Na escola de ensino médio, fiquei cinco anos, sinto falta até das paredes. Haviam murais muito lindos, feitos pelos alunos. Uma escola com boa estrutura, laboratórios, sala de apresentação de trabalhos, grêmio estudantil bem organizado. Era uma competição, entre as disciplinas de quem conseguia média melhor de acertos em prova de vestibular. Uma escola que trabalhava tinha tudo, ou quase, a outra quase nada. Numa ensinar as crianças que eram pobres, mas que deviam ter coragem de saírem do bairro e cursar o ensino médio, na outra tornar os competitivos, mais humanos. Que absurdo num país que se diz democrático, numa sala de aula os colegas discriminarem -se pelo bairro onde moram, ou pela roupa que vestem. Como a Lucia, minha esposa formou-se em nutrição, mudamos para Caxias, para ela procurar emprego. Ela também trabalha em escola, na secretaria.
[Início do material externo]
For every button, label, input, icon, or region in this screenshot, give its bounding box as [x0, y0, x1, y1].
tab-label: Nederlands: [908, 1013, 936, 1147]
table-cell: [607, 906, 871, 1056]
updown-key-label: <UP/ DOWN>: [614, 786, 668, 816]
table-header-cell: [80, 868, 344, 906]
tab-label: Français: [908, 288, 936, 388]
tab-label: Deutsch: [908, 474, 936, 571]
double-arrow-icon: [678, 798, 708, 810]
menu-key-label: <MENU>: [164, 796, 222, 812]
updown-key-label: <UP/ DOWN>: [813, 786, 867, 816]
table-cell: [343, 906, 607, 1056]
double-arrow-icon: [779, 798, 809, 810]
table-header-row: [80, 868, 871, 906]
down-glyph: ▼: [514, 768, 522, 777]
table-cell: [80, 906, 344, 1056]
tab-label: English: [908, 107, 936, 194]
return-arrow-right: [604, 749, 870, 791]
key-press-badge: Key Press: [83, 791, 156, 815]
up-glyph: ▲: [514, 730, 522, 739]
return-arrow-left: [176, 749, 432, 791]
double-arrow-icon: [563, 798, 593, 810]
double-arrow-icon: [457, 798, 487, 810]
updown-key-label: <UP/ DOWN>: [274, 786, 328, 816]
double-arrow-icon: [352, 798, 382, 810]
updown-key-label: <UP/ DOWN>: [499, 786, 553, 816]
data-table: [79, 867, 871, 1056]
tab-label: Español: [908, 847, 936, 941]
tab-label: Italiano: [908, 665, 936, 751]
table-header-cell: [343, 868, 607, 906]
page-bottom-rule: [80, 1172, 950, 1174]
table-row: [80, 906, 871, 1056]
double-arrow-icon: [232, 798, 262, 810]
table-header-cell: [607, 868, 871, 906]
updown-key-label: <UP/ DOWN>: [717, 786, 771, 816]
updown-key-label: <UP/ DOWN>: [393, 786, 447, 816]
Queria ser diretor de escola, tinha sido secretário, trabalhado na CRE, professor em escolas com realidades diferentes, representante sindical nas duas escolas, dirigente sindical, presidente de conselho escolar. Mas devia esperar, mudar de cidade por amor. Mas a escola que cheguei, precisava de idéias diferentes, de gente que se expõe, para que os outros, também troquem o que são e o que sabem. Concorri e venci. Estou aos poucos, junto com quem está ao redor transformando a escola que temos, na escola que queremos ser, no meu caso contribuindo com o que aprendi e vi em cada escola que passei, quando vou a Ijuí, levo as influências de quem com hoje convivo.
Não falei do Francisco, meu filho. Se todo professor pensar que está educando o filho dos outros, da mesma forma que quer que outros professores eduquem seu filho, teríamos pais e professores mais responsáveis. Sempre digo aos meus alunos, que eles tem que compreender seus pais, e serem melhore que eles com seus filhos, porque tem melhor condições, mais acesso ao conhecimento. Não é fácil ser pai, professor, marido, diretor, mas também não é difícil, o segredo é ser sempre a mesma pessoa.